我站在原地,心跳快得像擂鼓。我攥紧了购物袋的提手,塑料袋勒得我手指发白。但就在他跟我擦肩而过的那一刻,我听到他用极低极低的声音说了一句:“对不起。

那三个字混在超市促销喇叭的“香蕉特价两块九毛八”里面,模糊得几乎听不清。但我听到了。我没有回头,提着我的菜继续往前走。那个瞬间,我心里没有快感,也没有释怀。我只有一个念头——他终于说了。但这句话来得太迟了。它改变不了那些被碰过的手背,改变不了杨梓彤的眼泪,也改变不了那个雨天的恐惧。不过,它至少证明了一件事——我没错。他错了。

回到家,我把菜放进冰箱,坐在沙发上发了一会儿呆。然后我给许警官发了条微信,说我在超市门口碰到王建军了。许警官很快回:“他目前取保候审,按规定不能接触证人。如果有纠缠行为,立刻报警。”我说:“没有,他说了句对不起就走了。”许警官回:“行,注意安全。

我放下手机,去厨房煮了一碗面。加了一个荷包蛋,两片午餐肉。我坐在餐桌前对着那碗面,忽然笑了。笑自己当初那个瑟瑟缩缩的样子,笑王建军那句迟来的对不起,笑副校长那张憋屈的脸。笑着笑着,眼泪就掉进面汤里了。我拿纸巾擦了擦,把面吃完,汤都喝干净了。

那天下午,我收到一个快递。拆开一看,是一张全新的驾校报名卡。寄件人是郑国栋,附了一张便签:“林小姐,之前说好的免费学车,我们履行承诺。给你安排的女教练姓黄,教学水平一流,人也温和。祝你顺利拿证。另,如果愿意,安达驾校想聘你为服务质量监督员,兼职,月薪一千五。不需要坐班,只需要每月抽一天来驾校随机抽查教练教学行为,直接向我汇报。你考虑一下。
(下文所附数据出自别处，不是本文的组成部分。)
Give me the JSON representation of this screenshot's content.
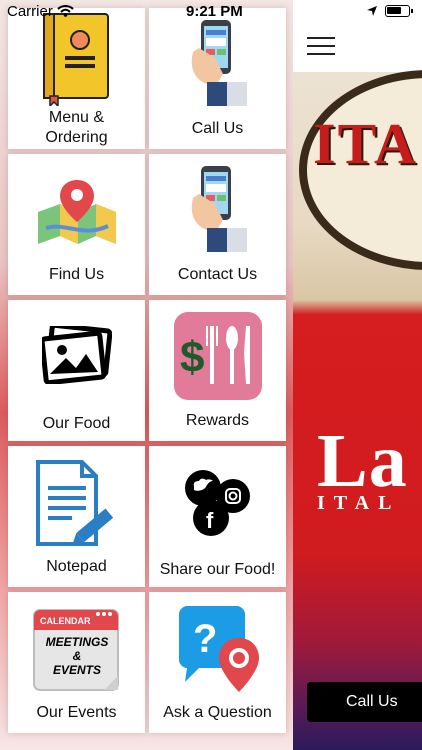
{
  "status_bar": {
    "carrier": "Carrier",
    "time": "9:21 PM"
  },
  "menu": {
    "items": [
      {
        "label_line1": "Menu &",
        "label_line2": "Ordering",
        "icon": "menu-book-icon"
      },
      {
        "label": "Call Us",
        "icon": "phone-hand-icon"
      },
      {
        "label": "Find Us",
        "icon": "map-pin-icon"
      },
      {
        "label": "Contact Us",
        "icon": "phone-hand-icon"
      },
      {
        "label": "Our Food",
        "icon": "photos-icon"
      },
      {
        "label": "Rewards",
        "icon": "dollar-cutlery-icon"
      },
      {
        "label": "Notepad",
        "icon": "notepad-pencil-icon"
      },
      {
        "label": "Share our Food!",
        "icon": "social-icons"
      },
      {
        "label": "Our Events",
        "icon": "calendar-icon"
      },
      {
        "label": "Ask a Question",
        "icon": "question-bubble-icon"
      }
    ],
    "calendar_header": "CALENDAR",
    "calendar_line1": "MEETINGS",
    "calendar_line2": "&",
    "calendar_line3": "EVENTS"
  },
  "main": {
    "logo_partial": "ITA",
    "brand_partial": "La",
    "brand_sub_partial": "ITAL",
    "call_button_label": "Call Us"
  },
  "colors": {
    "brand_red": "#d21b1e",
    "tile_bg": "#ffffff",
    "rewards_pink": "#e27a9a",
    "social_black": "#000000"
  }
}
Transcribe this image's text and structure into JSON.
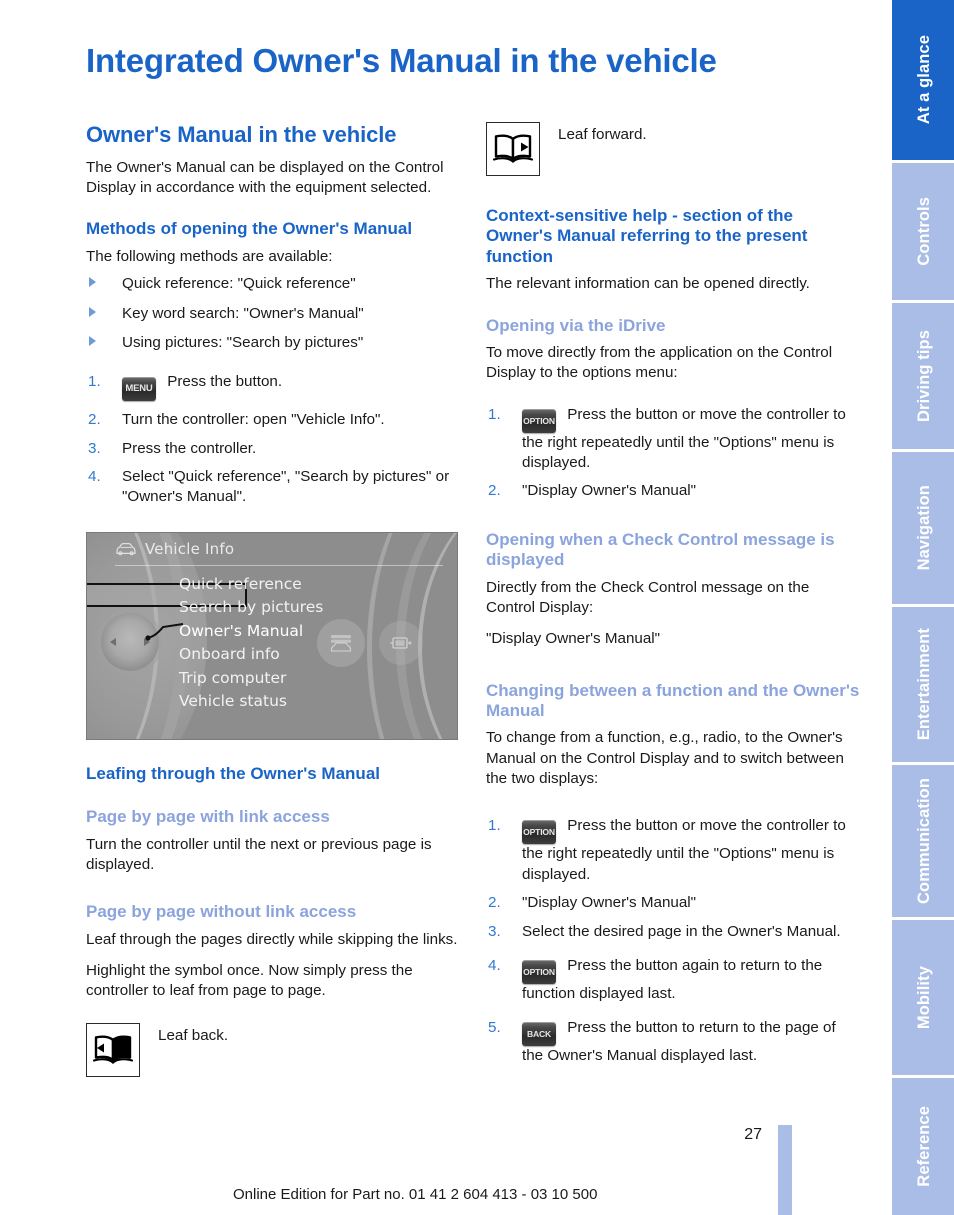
{
  "document": {
    "title": "Integrated Owner's Manual in the vehicle",
    "page_number": "27",
    "footer": "Online Edition for Part no. 01 41 2 604 413 - 03 10 500"
  },
  "colors": {
    "heading_blue": "#1a64c8",
    "subheading_light_blue": "#8ba4dd",
    "rail_inactive": "#a9bde6",
    "rail_active": "#1a64c8"
  },
  "rail": {
    "tabs": [
      {
        "label": "At a glance",
        "active": true
      },
      {
        "label": "Controls",
        "active": false
      },
      {
        "label": "Driving tips",
        "active": false
      },
      {
        "label": "Navigation",
        "active": false
      },
      {
        "label": "Entertainment",
        "active": false
      },
      {
        "label": "Communication",
        "active": false
      },
      {
        "label": "Mobility",
        "active": false
      },
      {
        "label": "Reference",
        "active": false
      }
    ]
  },
  "left_column": {
    "section_title": "Owner's Manual in the vehicle",
    "intro": "The Owner's Manual can be displayed on the Control Display in accordance with the equipment selected.",
    "methods_heading": "Methods of opening the Owner's Manual",
    "methods_intro": "The following methods are available:",
    "methods_bullets": [
      "Quick reference: \"Quick reference\"",
      "Key word search: \"Owner's Manual\"",
      "Using pictures: \"Search by pictures\""
    ],
    "steps": [
      {
        "num": "1.",
        "button": "MENU",
        "text": "Press the button."
      },
      {
        "num": "2.",
        "button": "",
        "text": "Turn the controller: open \"Vehicle Info\"."
      },
      {
        "num": "3.",
        "button": "",
        "text": "Press the controller."
      },
      {
        "num": "4.",
        "button": "",
        "text": "Select \"Quick reference\", \"Search by pictures\" or \"Owner's Manual\"."
      }
    ],
    "leafing_heading": "Leafing through the Owner's Manual",
    "with_link_heading": "Page by page with link access",
    "with_link_text": "Turn the controller until the next or previous page is displayed.",
    "without_link_heading": "Page by page without link access",
    "without_link_text_1": "Leaf through the pages directly while skipping the links.",
    "without_link_text_2": "Highlight the symbol once. Now simply press the controller to leaf from page to page.",
    "leaf_back_caption": "Leaf back."
  },
  "idrive_screen": {
    "header_title": "Vehicle Info",
    "header_icon": "car-icon",
    "items": [
      {
        "label": "Quick reference",
        "selected": false,
        "checked": false
      },
      {
        "label": "Search by pictures",
        "selected": false,
        "checked": false
      },
      {
        "label": "Owner's Manual",
        "selected": true,
        "checked": true
      },
      {
        "label": "Onboard info",
        "selected": false,
        "checked": false
      },
      {
        "label": "Trip computer",
        "selected": false,
        "checked": false
      },
      {
        "label": "Vehicle status",
        "selected": false,
        "checked": false
      }
    ],
    "check_glyph": "✓"
  },
  "right_column": {
    "leaf_forward_caption": "Leaf forward.",
    "context_heading": "Context-sensitive help - section of the Owner's Manual referring to the present function",
    "context_text": "The relevant information can be opened directly.",
    "idrive_heading": "Opening via the iDrive",
    "idrive_text": "To move directly from the application on the Control Display to the options menu:",
    "idrive_steps": [
      {
        "num": "1.",
        "button": "OPTION",
        "text": "Press the button or move the controller to the right repeatedly until the \"Options\" menu is displayed."
      },
      {
        "num": "2.",
        "button": "",
        "text": "\"Display Owner's Manual\""
      }
    ],
    "check_control_heading": "Opening when a Check Control message is displayed",
    "check_control_text": "Directly from the Check Control message on the Control Display:",
    "check_control_quote": "\"Display Owner's Manual\"",
    "changing_heading": "Changing between a function and the Owner's Manual",
    "changing_text": "To change from a function, e.g., radio, to the Owner's Manual on the Control Display and to switch between the two displays:",
    "changing_steps": [
      {
        "num": "1.",
        "button": "OPTION",
        "text": "Press the button or move the controller to the right repeatedly until the \"Options\" menu is displayed."
      },
      {
        "num": "2.",
        "button": "",
        "text": "\"Display Owner's Manual\""
      },
      {
        "num": "3.",
        "button": "",
        "text": "Select the desired page in the Owner's Manual."
      },
      {
        "num": "4.",
        "button": "OPTION",
        "text": "Press the button again to return to the function displayed last."
      },
      {
        "num": "5.",
        "button": "BACK",
        "text": "Press the button to return to the page of the Owner's Manual displayed last."
      }
    ]
  }
}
我把那张报名卡翻来覆去看了半天。然后拿起手机,给郑国栋回了条微信:“报名我收了。监督员职位,我考虑三天给你答复。

过了三分钟,郑国栋回了一个字:“好。

我靠在椅背上看着窗外。深圳的天难得蓝得很透,几朵云慢悠悠飘过去。我想,这大概就是所谓的“反转”吧——不是王建军突然跪地求饶,不是我突然暴富走上人生巅峰。而是我,一个普普通通的二十六岁女孩,从一个受害者,变成了一个可以跟驾校老板平起平坐谈条件的人。这种反转,比任何爽文都让我觉得踏实。

10

三个月后,我拿到了驾照。黄教练是个五十多岁的阿姨,短发,说话利索,从来不碰我一根手指头。她教得很仔细,我也学得很认真。科目二一次过,科目三一次过。拿到驾驶证那天,黄教练拍拍我的肩膀:“恭喜啊小林,以后开车注意安全。”我笑着说了声谢谢,然后去驾校门口的公告栏看了一眼——那张关于王建军的通告已经撤掉了,但旁边多了一张新的,写着“我校设立学员权益保护办公室,电话XXXX,任何投诉48小时内必回复”。
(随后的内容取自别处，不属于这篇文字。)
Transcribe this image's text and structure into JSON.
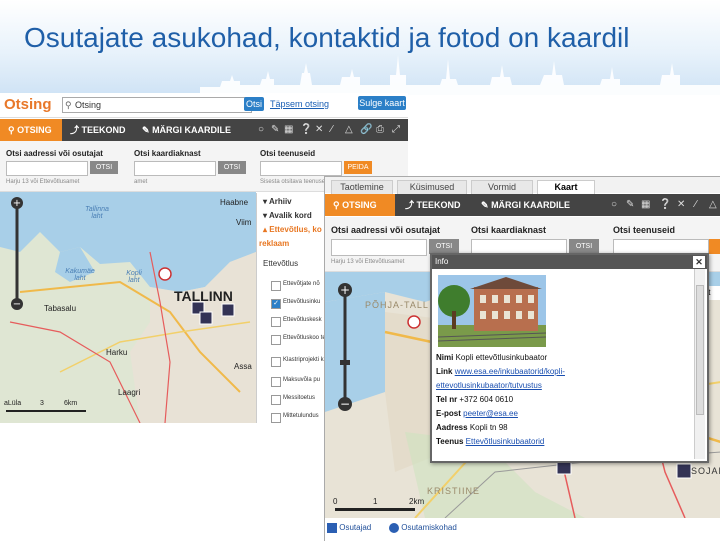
{
  "slide": {
    "title": "Osutajate asukohad, kontaktid ja fotod on kaardil"
  },
  "colors": {
    "accent": "#f08a24",
    "title": "#1f5fa8",
    "toolbar": "#444444",
    "link": "#1a5fb4"
  },
  "left": {
    "brand": "Otsing",
    "search_value": "Otsing",
    "search_button": "Otsi",
    "advanced_link": "Täpsem otsing",
    "close_button": "Sulge kaart",
    "toolbar": {
      "search": "OTSING",
      "route": "TEEKOND",
      "mark": "MÄRGI KAARDILE"
    },
    "fields": {
      "address_label": "Otsi aadressi või osutajat",
      "map_label": "Otsi kaardiaknast",
      "service_label": "Otsi teenuseid",
      "search_btn": "OTSI",
      "find_btn": "PEIDA",
      "hint1": "Harju 13 või Ettevõtlusamet",
      "hint2": "amet",
      "hint3": "Sisesta otsitava teenuse"
    },
    "map": {
      "city": "TALLINN",
      "bay1": "Tallinna laht",
      "bay2": "Kakumäe laht",
      "bay3": "Kopli laht",
      "place1": "Tabasalu",
      "place2": "Harku",
      "place3": "Laagri",
      "place4": "Assa",
      "place5": "Haabne",
      "place6": "Viim",
      "scale_a": "3",
      "scale_b": "6km",
      "scale_c": "aLüla"
    },
    "panel": {
      "archive": "Arhiiv",
      "open": "Avalik kord",
      "biz": "Ettevõtlus, ko",
      "ad": "reklaam",
      "section": "Ettevõtlus",
      "items": [
        "Ettevõtjate nõ",
        "Ettevõtlusinku",
        "Ettevõtluskesk",
        "Ettevõtluskoo teabepäevad",
        "Klastriprojekti kaasfinantsee",
        "Maksuvõla pu",
        "Messitoetus",
        "Mittetulundus"
      ]
    }
  },
  "right": {
    "tabs": [
      "Taotlemine",
      "Küsimused",
      "Vormid",
      "Kaart"
    ],
    "toolbar": {
      "search": "OTSING",
      "route": "TEEKOND",
      "mark": "MÄRGI KAARDILE"
    },
    "fields": {
      "address_label": "Otsi aadressi või osutajat",
      "map_label": "Otsi kaardiaknast",
      "service_label": "Otsi teenuseid",
      "search_btn": "OTSI",
      "search_btn2": "OTSI",
      "hint": "Harju 13 või Ettevõtlusamet"
    },
    "map": {
      "area1": "PÕHJA-TALL",
      "area2": "KRISTIINE",
      "area3": "SOJAM",
      "scale0": "0",
      "scale1": "1",
      "scale2": "2km",
      "edge": "rt"
    },
    "popup": {
      "title": "Info",
      "name_label": "Nimi",
      "name": "Kopli ettevõtlusinkubaator",
      "link_label": "Link",
      "link1": "www.esa.ee/inkubaatorid/kopli-",
      "link2": "ettevotlusinkubaator/tutvustus",
      "phone_label": "Tel nr",
      "phone": "+372 604 0610",
      "email_label": "E-post",
      "email": "peeter@esa.ee",
      "address_label": "Aadress",
      "address": "Kopli tn 98",
      "service_label": "Teenus",
      "service": "Ettevõtlusinkubaatorid"
    },
    "legend": {
      "providers": "Osutajad",
      "locations": "Osutamiskohad"
    }
  }
}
我拍了张照片,发了条朋友圈,配文“毕业了”。陈硕在下面评论:“牛啊!开车带我兜风!”杨梓彤评论:“林姐最棒!”我妈在微信上发了一长串语音,又是高兴又是嘱咐“开车慢点”。

我没有回复任何一条。我把手机揣进口袋,站在驾校门口那颗老榕树下面,看了好一会儿深圳秋天的天空。然后我转身,走进地铁站,像无数个普通的下班高峰一样,汇入人流。

但我知道我不一样了。那个在雨天的训练车上吓得浑身僵硬的林薇,那个被摸了手只敢偷偷洗八遍手的林薇,那个站在副校长办公室门外发抖的林薇——她们都留在了过去。现在的我,敢在老板面前拍桌子,敢在警察局做笔录,敢在超市门口跟一个猥亵犯对视而不后退。不是我变勇敢了,是我明白了:有些东西你忍了,它就真的会烂在你身体里。你只有把它掏出来摔在太阳底下,它才会消失。
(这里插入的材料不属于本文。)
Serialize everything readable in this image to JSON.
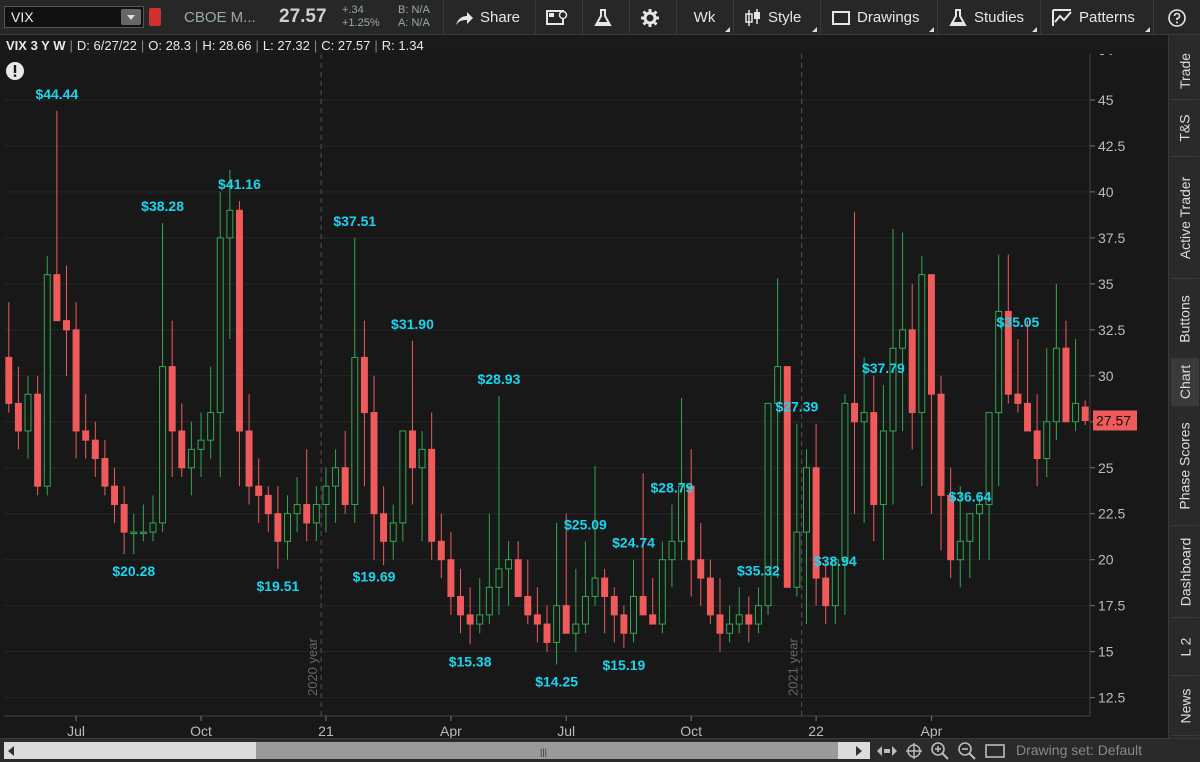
{
  "toolbar": {
    "symbol": "VIX",
    "description": "CBOE M...",
    "last": "27.57",
    "net_change": "+.34",
    "pct_change": "+1.25%",
    "bid": "B: N/A",
    "ask": "A: N/A",
    "share_label": "Share",
    "period_label": "Wk",
    "style_label": "Style",
    "drawings_label": "Drawings",
    "studies_label": "Studies",
    "patterns_label": "Patterns"
  },
  "info": {
    "title": "VIX 3 Y W",
    "date": "D: 6/27/22",
    "open": "O: 28.3",
    "high": "H: 28.66",
    "low": "L: 27.32",
    "close": "C: 27.57",
    "range": "R: 1.34"
  },
  "sidebar": {
    "tabs": [
      "Trade",
      "T&S",
      "Active Trader",
      "Buttons",
      "Chart",
      "Phase Scores",
      "Dashboard",
      "L 2",
      "News"
    ],
    "active": "Chart"
  },
  "bottom": {
    "drawing_set": "Drawing set: Default"
  },
  "colors": {
    "up": "#2fa84f",
    "down": "#f05a5a",
    "label": "#19d6f0",
    "price_tag": "#f05a5a"
  },
  "chart_data": {
    "type": "candlestick",
    "ylim": [
      11.5,
      47.5
    ],
    "yticks": [
      "12.5",
      "15",
      "17.5",
      "20",
      "22.5",
      "25",
      "27.5",
      "30",
      "32.5",
      "35",
      "37.5",
      "40",
      "42.5",
      "45"
    ],
    "xticks": [
      {
        "label": "Jul",
        "i": 7
      },
      {
        "label": "Oct",
        "i": 20
      },
      {
        "label": "21",
        "i": 33
      },
      {
        "label": "Apr",
        "i": 46
      },
      {
        "label": "Jul",
        "i": 58
      },
      {
        "label": "Oct",
        "i": 71
      },
      {
        "label": "22",
        "i": 84
      },
      {
        "label": "Apr",
        "i": 96
      }
    ],
    "year_markers": [
      {
        "label": "2020 year",
        "i": 32.5
      },
      {
        "label": "2021 year",
        "i": 82.5
      }
    ],
    "current_price": "27.57",
    "annotations": [
      {
        "text": "$44.44",
        "i": 5,
        "pos": "above"
      },
      {
        "text": "$20.28",
        "i": 13,
        "pos": "below"
      },
      {
        "text": "$38.28",
        "i": 16,
        "pos": "above"
      },
      {
        "text": "$41.16",
        "i": 24,
        "pos": "above"
      },
      {
        "text": "$19.51",
        "i": 28,
        "pos": "below"
      },
      {
        "text": "$37.51",
        "i": 36,
        "pos": "above"
      },
      {
        "text": "$19.69",
        "i": 38,
        "pos": "below"
      },
      {
        "text": "$31.90",
        "i": 42,
        "pos": "above"
      },
      {
        "text": "$15.38",
        "i": 48,
        "pos": "below"
      },
      {
        "text": "$28.93",
        "i": 51,
        "pos": "above"
      },
      {
        "text": "$14.25",
        "i": 57,
        "pos": "below"
      },
      {
        "text": "$25.09",
        "i": 60,
        "pos": "above"
      },
      {
        "text": "$15.19",
        "i": 64,
        "pos": "below"
      },
      {
        "text": "$24.74",
        "i": 65,
        "pos": "above"
      },
      {
        "text": "$28.79",
        "i": 69,
        "pos": "above"
      },
      {
        "text": "$35.32",
        "i": 78,
        "pos": "above"
      },
      {
        "text": "$27.39",
        "i": 82,
        "pos": "above"
      },
      {
        "text": "$38.94",
        "i": 86,
        "pos": "above"
      },
      {
        "text": "$37.79",
        "i": 91,
        "pos": "above"
      },
      {
        "text": "$36.64",
        "i": 100,
        "pos": "above"
      },
      {
        "text": "$35.05",
        "i": 105,
        "pos": "above"
      }
    ],
    "candles": [
      [
        31,
        34,
        28,
        28.5
      ],
      [
        28.5,
        30.5,
        26,
        27
      ],
      [
        27,
        30,
        25.5,
        29
      ],
      [
        29,
        30,
        23.5,
        24
      ],
      [
        24,
        36.5,
        23.5,
        35.5
      ],
      [
        35.5,
        44.4,
        34,
        33
      ],
      [
        33,
        36,
        30,
        32.5
      ],
      [
        32.5,
        34,
        25.5,
        27
      ],
      [
        27,
        29,
        25.5,
        26.5
      ],
      [
        26.5,
        27.5,
        24.5,
        25.5
      ],
      [
        25.5,
        26.5,
        23.5,
        24
      ],
      [
        24,
        25,
        22,
        23
      ],
      [
        23,
        24,
        20.3,
        21.5
      ],
      [
        21.5,
        22.5,
        20.3,
        21.5
      ],
      [
        21.5,
        23,
        21,
        21.5
      ],
      [
        21.5,
        23.5,
        21,
        22
      ],
      [
        22,
        38.3,
        21.5,
        30.5
      ],
      [
        30.5,
        33,
        24.5,
        27
      ],
      [
        27,
        28.5,
        24.5,
        25
      ],
      [
        25,
        27.5,
        23.5,
        26
      ],
      [
        26,
        28,
        24.5,
        26.5
      ],
      [
        26.5,
        30.5,
        25.5,
        28
      ],
      [
        28,
        40,
        24.5,
        37.5
      ],
      [
        37.5,
        41.2,
        32,
        39
      ],
      [
        39,
        39.5,
        24,
        27
      ],
      [
        27,
        29,
        23,
        24
      ],
      [
        24,
        25.5,
        22,
        23.5
      ],
      [
        23.5,
        24,
        21.5,
        22.5
      ],
      [
        22.5,
        24,
        19.5,
        21
      ],
      [
        21,
        23.5,
        20,
        22.5
      ],
      [
        22.5,
        24.5,
        21.5,
        23
      ],
      [
        23,
        26,
        21,
        22
      ],
      [
        22,
        24,
        21,
        23
      ],
      [
        23,
        25,
        21.5,
        24
      ],
      [
        24,
        26,
        22,
        25
      ],
      [
        25,
        27,
        22.5,
        23
      ],
      [
        23,
        37.5,
        22,
        31
      ],
      [
        31,
        33,
        24,
        28
      ],
      [
        28,
        30,
        20,
        22.5
      ],
      [
        22.5,
        24,
        19.7,
        21
      ],
      [
        21,
        23,
        20,
        22
      ],
      [
        22,
        26.5,
        21,
        27
      ],
      [
        27,
        31.9,
        23,
        25
      ],
      [
        25,
        27,
        21,
        26
      ],
      [
        26,
        28,
        20,
        21
      ],
      [
        21,
        22.5,
        19,
        20
      ],
      [
        20,
        21.5,
        17,
        18
      ],
      [
        18,
        19.5,
        16,
        17
      ],
      [
        17,
        18.5,
        15.4,
        16.5
      ],
      [
        16.5,
        19,
        16,
        17
      ],
      [
        17,
        22.5,
        16.5,
        18.5
      ],
      [
        18.5,
        28.9,
        17,
        19.5
      ],
      [
        19.5,
        21,
        17.5,
        20
      ],
      [
        20,
        21,
        18.5,
        18
      ],
      [
        18,
        20,
        16.5,
        17
      ],
      [
        17,
        18.5,
        15.5,
        16.5
      ],
      [
        16.5,
        17.5,
        15,
        15.5
      ],
      [
        15.5,
        22,
        14.3,
        17.5
      ],
      [
        17.5,
        22.5,
        16.5,
        16
      ],
      [
        16,
        19.5,
        15,
        16.5
      ],
      [
        16.5,
        21,
        16,
        18
      ],
      [
        18,
        25.1,
        17.5,
        19
      ],
      [
        19,
        19.5,
        16,
        18
      ],
      [
        18,
        18.5,
        15.5,
        17
      ],
      [
        17,
        17.5,
        15.2,
        16
      ],
      [
        16,
        20,
        15.5,
        18
      ],
      [
        18,
        24.7,
        17,
        17
      ],
      [
        17,
        19,
        16.5,
        16.5
      ],
      [
        16.5,
        21,
        16,
        20
      ],
      [
        20,
        23,
        18.5,
        21
      ],
      [
        21,
        28.8,
        20,
        24
      ],
      [
        24,
        26,
        18,
        20
      ],
      [
        20,
        22,
        17.5,
        19
      ],
      [
        19,
        20,
        16.5,
        17
      ],
      [
        17,
        19,
        15,
        16
      ],
      [
        16,
        17.5,
        15.5,
        16.5
      ],
      [
        16.5,
        18.5,
        16,
        17
      ],
      [
        17,
        18,
        15.5,
        16.5
      ],
      [
        16.5,
        18.5,
        16,
        17.5
      ],
      [
        17.5,
        21,
        17,
        28.5
      ],
      [
        28.5,
        35.3,
        19,
        30.5
      ],
      [
        30.5,
        30.5,
        25,
        18.5
      ],
      [
        18.5,
        27.4,
        18,
        21.5
      ],
      [
        21.5,
        26,
        16.5,
        25
      ],
      [
        25,
        27.4,
        17.5,
        19
      ],
      [
        19,
        20,
        16.5,
        17.5
      ],
      [
        17.5,
        19,
        16.5,
        20
      ],
      [
        20,
        29,
        17,
        28.5
      ],
      [
        28.5,
        38.9,
        22.5,
        27.5
      ],
      [
        27.5,
        31,
        22,
        28
      ],
      [
        28,
        30,
        21,
        23
      ],
      [
        23,
        29.5,
        20,
        27
      ],
      [
        27,
        38,
        23,
        31.5
      ],
      [
        31.5,
        37.8,
        27,
        32.5
      ],
      [
        32.5,
        35,
        26,
        28
      ],
      [
        28,
        36.5,
        24,
        35.5
      ],
      [
        35.5,
        35.5,
        22.5,
        29
      ],
      [
        29,
        30,
        20.5,
        23.5
      ],
      [
        23.5,
        25,
        19,
        20
      ],
      [
        20,
        24,
        18.5,
        21
      ],
      [
        21,
        22.5,
        19,
        22.5
      ],
      [
        22.5,
        23.5,
        20,
        23
      ],
      [
        23,
        25,
        20,
        28
      ],
      [
        28,
        36.6,
        24,
        33.5
      ],
      [
        33.5,
        36.6,
        28.5,
        29
      ],
      [
        29,
        32,
        28,
        28.5
      ],
      [
        28.5,
        33,
        27.5,
        27
      ],
      [
        27,
        29,
        24,
        25.5
      ],
      [
        25.5,
        31.5,
        24.5,
        27.5
      ],
      [
        27.5,
        35,
        26.5,
        31.5
      ],
      [
        31.5,
        33,
        27.5,
        27.5
      ],
      [
        27.5,
        32,
        27,
        28.5
      ],
      [
        28.3,
        28.66,
        27.32,
        27.57
      ]
    ]
  }
}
写在最后。我不是什么英雄,也没想过当什么榜样。我只是一个每个月还要还花呗的普通打工女孩。但如果你也正在经历类似的事——不管是在驾校、在职场、在任何一个你不敢出声的地方——我想告诉你:害怕是正常的,但不要因为害怕就停止反击。收集证据,找你能找到的所有帮助,一次不行就两次,一个人不行就找十个人。你身后的不是悬崖,是整个社会的正义底线。那条底线不会自己站出来,它需要你伸手去拉。

至于王建军,我后来再没见过他。听说案子判了,缓刑,他搬离了深圳。郑国栋的驾校整改之后口碑反而上去了,他每个月准时往我卡上打一千五百块钱,我每个月去驾校转一圈,跟几个女学员聊聊天,问问她们有没有什么不舒服的地方。目前为止,零投诉。

有时候我坐在公交车上,看着窗外那些驾校的广告牌,会想起那个雨天的下午。雨刮器拼命地刮,车窗外面一片模糊。那时候我以为我走不出那片雨。但雨总是会停的。天亮之后,你总得自己把车开出去。

(全文完)

创作声明:本文内容为虚构创作,故事情节及人物均为艺术加工,旨在传递积极维权、勇于面对不公的正向价值观,与现实中的任何人物、事件、团体均无关联。文中涉及的驾校管理、法律维权等情节仅为故事设定,具体法律问题请咨询专业律师或相关部门。本文人物姓名均为化名,如有雷同,纯属巧合。